So Snapchat is reinventing itself and Wednesday announced a redesign that it clearly hopes will not only differentiate it from Facebook and Facebook-owned Instagram, but restart its growth engine.

The redesign, however, looks to have a significant impact on brands as at the center of the redesign is a new separation between real people and professional content creators, including brands.

In its announcement, Snapchat explained:

Until now, social media has always mixed photos and videos from your friends with content from publishers and creators. While blurring the lines between professional content creators and your friends has been an interesting Internet experiment, it has also produced some strange side-effects (like fake news) and made us feel like we have to perform for our friends rather than just express ourselves.

The company’s solution: “[separate] the social from the media.” To do that, the new Snapchat will place Chats and Stories from users’ friends on the left side of the app and Stories from others on the right side of the app:

The new Discover page to the right of the camera includes Stories from publishers, creators, and the community. Your subscriptions live at the top, followed by other Stories you might be interested in watching. Over time, Discover will become uniquely personalized for you. While the Stories on Discover are personalized algorithmically, our curators review and approve everything that gets promoted on the page. We believe that this balance of human review and machine personalization provides the best content experience on mobile.

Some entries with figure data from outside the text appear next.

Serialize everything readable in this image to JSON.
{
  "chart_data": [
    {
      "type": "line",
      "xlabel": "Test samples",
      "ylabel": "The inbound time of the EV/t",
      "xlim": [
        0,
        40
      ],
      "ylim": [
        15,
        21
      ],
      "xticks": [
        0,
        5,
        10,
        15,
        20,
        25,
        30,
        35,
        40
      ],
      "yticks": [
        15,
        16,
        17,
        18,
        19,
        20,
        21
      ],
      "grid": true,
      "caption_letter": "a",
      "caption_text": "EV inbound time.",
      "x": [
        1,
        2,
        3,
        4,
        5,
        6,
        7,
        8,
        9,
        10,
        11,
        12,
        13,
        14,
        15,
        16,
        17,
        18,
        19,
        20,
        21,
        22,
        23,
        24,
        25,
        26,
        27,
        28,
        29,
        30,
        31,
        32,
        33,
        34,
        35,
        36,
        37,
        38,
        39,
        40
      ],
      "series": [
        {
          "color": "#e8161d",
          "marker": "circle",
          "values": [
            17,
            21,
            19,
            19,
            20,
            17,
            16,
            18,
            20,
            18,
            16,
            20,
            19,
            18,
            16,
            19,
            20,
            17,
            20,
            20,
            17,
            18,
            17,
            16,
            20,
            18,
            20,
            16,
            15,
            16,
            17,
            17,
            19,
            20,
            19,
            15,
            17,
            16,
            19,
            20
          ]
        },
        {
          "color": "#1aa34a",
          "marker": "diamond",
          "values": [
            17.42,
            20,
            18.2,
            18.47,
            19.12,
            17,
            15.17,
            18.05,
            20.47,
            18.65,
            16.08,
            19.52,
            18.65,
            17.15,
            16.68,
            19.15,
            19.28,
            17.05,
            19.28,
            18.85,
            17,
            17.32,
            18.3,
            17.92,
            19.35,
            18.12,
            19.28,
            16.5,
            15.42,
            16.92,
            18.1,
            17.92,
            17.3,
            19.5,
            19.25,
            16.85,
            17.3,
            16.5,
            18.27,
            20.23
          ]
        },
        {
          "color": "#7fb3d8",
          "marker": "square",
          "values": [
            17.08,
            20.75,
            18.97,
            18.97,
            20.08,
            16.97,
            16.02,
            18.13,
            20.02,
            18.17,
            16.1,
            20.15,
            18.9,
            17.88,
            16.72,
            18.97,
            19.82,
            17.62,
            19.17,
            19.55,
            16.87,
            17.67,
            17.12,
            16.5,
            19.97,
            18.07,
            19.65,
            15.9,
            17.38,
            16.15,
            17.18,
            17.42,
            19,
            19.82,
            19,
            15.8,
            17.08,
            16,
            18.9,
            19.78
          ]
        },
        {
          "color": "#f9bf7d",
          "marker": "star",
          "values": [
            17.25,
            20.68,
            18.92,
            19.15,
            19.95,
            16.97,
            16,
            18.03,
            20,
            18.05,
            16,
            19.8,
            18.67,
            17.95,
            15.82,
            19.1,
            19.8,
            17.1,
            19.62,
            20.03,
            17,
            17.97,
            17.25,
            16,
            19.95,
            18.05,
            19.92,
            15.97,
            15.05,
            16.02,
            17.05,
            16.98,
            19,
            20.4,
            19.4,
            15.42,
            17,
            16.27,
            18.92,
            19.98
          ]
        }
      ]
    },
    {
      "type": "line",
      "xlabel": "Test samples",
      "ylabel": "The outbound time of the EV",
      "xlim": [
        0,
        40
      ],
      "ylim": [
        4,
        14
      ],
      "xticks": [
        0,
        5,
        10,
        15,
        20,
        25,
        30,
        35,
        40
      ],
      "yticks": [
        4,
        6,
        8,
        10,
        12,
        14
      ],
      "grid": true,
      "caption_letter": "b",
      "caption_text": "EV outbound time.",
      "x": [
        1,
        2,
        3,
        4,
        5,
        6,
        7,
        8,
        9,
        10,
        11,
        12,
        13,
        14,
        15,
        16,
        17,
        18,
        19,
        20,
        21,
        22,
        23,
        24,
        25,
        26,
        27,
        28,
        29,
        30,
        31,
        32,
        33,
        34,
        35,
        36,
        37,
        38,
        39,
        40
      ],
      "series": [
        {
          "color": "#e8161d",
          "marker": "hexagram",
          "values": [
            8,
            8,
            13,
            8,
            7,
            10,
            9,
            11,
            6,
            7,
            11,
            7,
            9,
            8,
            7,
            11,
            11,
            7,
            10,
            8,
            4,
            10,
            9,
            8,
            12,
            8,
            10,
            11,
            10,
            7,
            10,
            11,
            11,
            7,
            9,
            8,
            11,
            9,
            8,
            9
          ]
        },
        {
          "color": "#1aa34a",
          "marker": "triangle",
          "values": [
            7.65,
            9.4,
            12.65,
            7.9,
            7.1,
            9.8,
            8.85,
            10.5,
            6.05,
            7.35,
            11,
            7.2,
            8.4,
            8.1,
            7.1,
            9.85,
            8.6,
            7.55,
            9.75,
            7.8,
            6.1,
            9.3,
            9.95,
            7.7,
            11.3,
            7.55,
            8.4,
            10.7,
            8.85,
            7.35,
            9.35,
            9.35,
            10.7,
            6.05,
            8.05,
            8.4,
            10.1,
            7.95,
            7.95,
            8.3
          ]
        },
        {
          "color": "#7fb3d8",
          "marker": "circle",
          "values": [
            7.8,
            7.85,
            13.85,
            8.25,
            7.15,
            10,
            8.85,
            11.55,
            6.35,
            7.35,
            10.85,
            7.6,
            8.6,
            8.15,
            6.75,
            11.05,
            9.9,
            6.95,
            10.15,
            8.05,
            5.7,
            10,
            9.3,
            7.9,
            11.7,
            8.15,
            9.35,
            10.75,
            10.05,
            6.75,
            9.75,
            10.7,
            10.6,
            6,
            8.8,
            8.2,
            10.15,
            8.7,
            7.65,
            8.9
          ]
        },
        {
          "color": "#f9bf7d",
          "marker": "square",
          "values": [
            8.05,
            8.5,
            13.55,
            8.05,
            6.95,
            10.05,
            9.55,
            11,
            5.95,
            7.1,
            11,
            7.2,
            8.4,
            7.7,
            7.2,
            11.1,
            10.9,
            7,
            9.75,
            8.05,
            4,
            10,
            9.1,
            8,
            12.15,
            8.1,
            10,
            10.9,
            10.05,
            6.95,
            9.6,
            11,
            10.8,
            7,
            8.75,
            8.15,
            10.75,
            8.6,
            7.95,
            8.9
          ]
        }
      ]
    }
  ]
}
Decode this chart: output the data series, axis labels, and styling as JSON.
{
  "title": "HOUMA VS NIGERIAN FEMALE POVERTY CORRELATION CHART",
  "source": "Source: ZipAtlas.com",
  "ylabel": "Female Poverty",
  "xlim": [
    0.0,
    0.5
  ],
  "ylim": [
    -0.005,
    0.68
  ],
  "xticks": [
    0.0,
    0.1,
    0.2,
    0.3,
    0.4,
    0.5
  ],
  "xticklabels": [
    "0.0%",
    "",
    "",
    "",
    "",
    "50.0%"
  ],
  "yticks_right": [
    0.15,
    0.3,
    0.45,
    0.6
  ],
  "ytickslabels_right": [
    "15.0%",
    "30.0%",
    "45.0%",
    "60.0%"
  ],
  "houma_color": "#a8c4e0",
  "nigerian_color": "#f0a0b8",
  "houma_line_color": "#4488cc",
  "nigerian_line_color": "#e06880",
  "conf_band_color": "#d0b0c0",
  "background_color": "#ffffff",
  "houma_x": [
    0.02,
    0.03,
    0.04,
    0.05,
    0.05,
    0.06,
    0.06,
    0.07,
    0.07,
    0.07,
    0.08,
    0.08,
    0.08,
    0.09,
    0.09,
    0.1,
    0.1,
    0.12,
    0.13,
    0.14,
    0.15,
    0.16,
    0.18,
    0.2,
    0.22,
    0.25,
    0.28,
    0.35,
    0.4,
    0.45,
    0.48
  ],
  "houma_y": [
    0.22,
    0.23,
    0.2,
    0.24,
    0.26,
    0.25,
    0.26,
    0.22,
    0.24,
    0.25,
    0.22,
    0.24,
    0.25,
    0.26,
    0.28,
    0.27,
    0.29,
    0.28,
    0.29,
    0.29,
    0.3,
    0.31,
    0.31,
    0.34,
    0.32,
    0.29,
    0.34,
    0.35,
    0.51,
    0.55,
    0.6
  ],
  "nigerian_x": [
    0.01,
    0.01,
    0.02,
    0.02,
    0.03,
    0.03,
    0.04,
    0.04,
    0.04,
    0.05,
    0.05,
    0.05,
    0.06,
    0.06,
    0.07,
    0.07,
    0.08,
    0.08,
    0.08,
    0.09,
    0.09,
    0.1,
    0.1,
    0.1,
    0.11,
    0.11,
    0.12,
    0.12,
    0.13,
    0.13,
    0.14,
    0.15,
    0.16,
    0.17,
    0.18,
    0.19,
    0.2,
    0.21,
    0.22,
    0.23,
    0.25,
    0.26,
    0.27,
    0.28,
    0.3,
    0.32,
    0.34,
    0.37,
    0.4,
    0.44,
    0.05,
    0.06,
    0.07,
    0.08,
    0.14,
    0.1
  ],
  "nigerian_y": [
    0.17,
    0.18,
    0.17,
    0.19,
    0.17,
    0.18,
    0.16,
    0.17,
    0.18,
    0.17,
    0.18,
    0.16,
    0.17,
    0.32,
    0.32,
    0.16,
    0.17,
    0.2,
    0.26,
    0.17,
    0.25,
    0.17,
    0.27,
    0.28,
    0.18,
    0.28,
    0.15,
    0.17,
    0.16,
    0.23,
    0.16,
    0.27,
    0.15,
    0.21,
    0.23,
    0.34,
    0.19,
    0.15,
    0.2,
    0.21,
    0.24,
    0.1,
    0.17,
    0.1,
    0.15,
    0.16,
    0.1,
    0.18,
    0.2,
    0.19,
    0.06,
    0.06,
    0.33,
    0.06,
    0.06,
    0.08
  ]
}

So how will brands be affected?

Already, there’s speculation about the impact Snapchat’s redesign will have on brands.

One possibility is that brands could come out ahead, as the separation of friend content and professional content will help professional content stand out. As Marketing Land’s Tim Peterson observed:

People’s Stories feeds may have previously been so full of their friends’ Stories that brands’ Stories were overshadowed. Now friends’ Stories will be separated into the Friends tab, and the Discover tab’s algorithm will take into account whether a person follows an account when ranking its content. As a result, brands stand a better chance of being discovered.

On the other hand, it’s also possible that the separation will hurt brands if users don’t frequent the new Discover page as often. In effect, Snapchat’s redesign will reveal just how big a pull brand content is and will force brands to be on their content game.

As Mary Beth Keelty, CMO of PMX Agency, told Digiday, “It’s really going to test publishers and brands to deliver that content experience, when users have the choice to stay within the Friends tab.”

Doug Rozen, chief digital and innovation officer at OMD had a similar thought. “By aggregating all brand content into a separate experience, it is essentially putting pressure on all performing content to be high quality. This will accelerate the need for brands and agencies to address media and message at the same time,” he stated.

Finally, to the extent that Snapchat’s redesign makes it more difficult for brands to capture attention in the app, it could also have the effect of pushing brands to shift more of their Snapchat investment dollars to paid offerings like sponsored lenses and filters as well as its new Promoted Story ad format.

Of course, paid ad offerings are only likely to remain attractive if Snapchat remains a social media star and that will largely depend on how users react to this new redesign. As such, brands will want to pay close attention to Snapchat in the coming weeks and months.